Obviously, you can add a good hook at the beginning and good sounding and good lights and good video. Obviously, you can do all of that, but if the video itself doesn't bring people value, it's not going to go anywhere.
(mattzaun.com)
So let's talk about the authenticity piece because I feel like people have heard that word so much, and I think everyone would agree, yes, I need to be authentic.
But then when it really comes down to it, I think there's hesitancy because authenticity is linked with vulnerability, right?
And the idea of someone wanting to be stoic and look good and polished and highly professional, the idea of being vulnerable can be very troubling.
So would you say that there's an element of strategic authenticity?

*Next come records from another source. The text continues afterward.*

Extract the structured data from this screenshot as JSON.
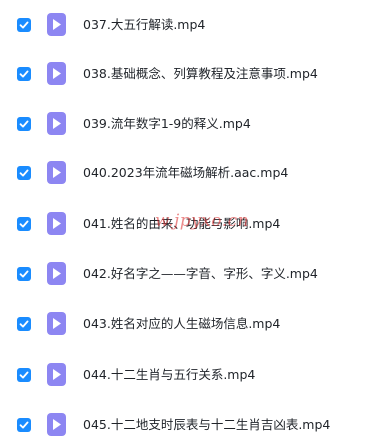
{
  "files": [
    {
      "name": "037.大五行解读.mp4",
      "checked": true,
      "icon": "video-file-icon"
    },
    {
      "name": "038.基础概念、列算教程及注意事项.mp4",
      "checked": true,
      "icon": "video-file-icon"
    },
    {
      "name": "039.流年数字1-9的释义.mp4",
      "checked": true,
      "icon": "video-file-icon"
    },
    {
      "name": "040.2023年流年磁场解析.aac.mp4",
      "checked": true,
      "icon": "video-file-icon"
    },
    {
      "name": "041.姓名的由来、功能与影响.mp4",
      "checked": true,
      "icon": "video-file-icon"
    },
    {
      "name": "042.好名字之——字音、字形、字义.mp4",
      "checked": true,
      "icon": "video-file-icon"
    },
    {
      "name": "043.姓名对应的人生磁场信息.mp4",
      "checked": true,
      "icon": "video-file-icon"
    },
    {
      "name": "044.十二生肖与五行关系.mp4",
      "checked": true,
      "icon": "video-file-icon"
    },
    {
      "name": "045.十二地支时辰表与十二生肖吉凶表.mp4",
      "checked": true,
      "icon": "video-file-icon"
    }
  ],
  "watermark": "w.jpyxo.cn",
  "colors": {
    "checkbox": "#1a8cff",
    "file_icon": "#8d86f2",
    "text": "#1f2329"
  }
}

And if so, where does that factor in?
(kraeco.com)
So this is a great question because you're exactly correct, and people are nervous to be judged on the internet.
It's because they hear all these horror stories. I mean, we watch the news of people just getting annihilated, right?
Of like going online and then somebody gets canceled and whatever. People are horrified. They think it's like a war zone.
And so I think when it comes to what you're putting on the internet, there's a difference. Like you can still hold a reasonable amount of privacy.
My entire life is not on the internet. The only social media that I have is strictly business related. Nobody knows whether or not I'm married.
Nobody knows whether or not I have children. Nobody knows where I live. Nobody knows. I mean, obviously, if some creep wants to do a deep dive, they can figure that out.
But that type of stuff is not on the internet. Because that's a level of privacy that I want to keep.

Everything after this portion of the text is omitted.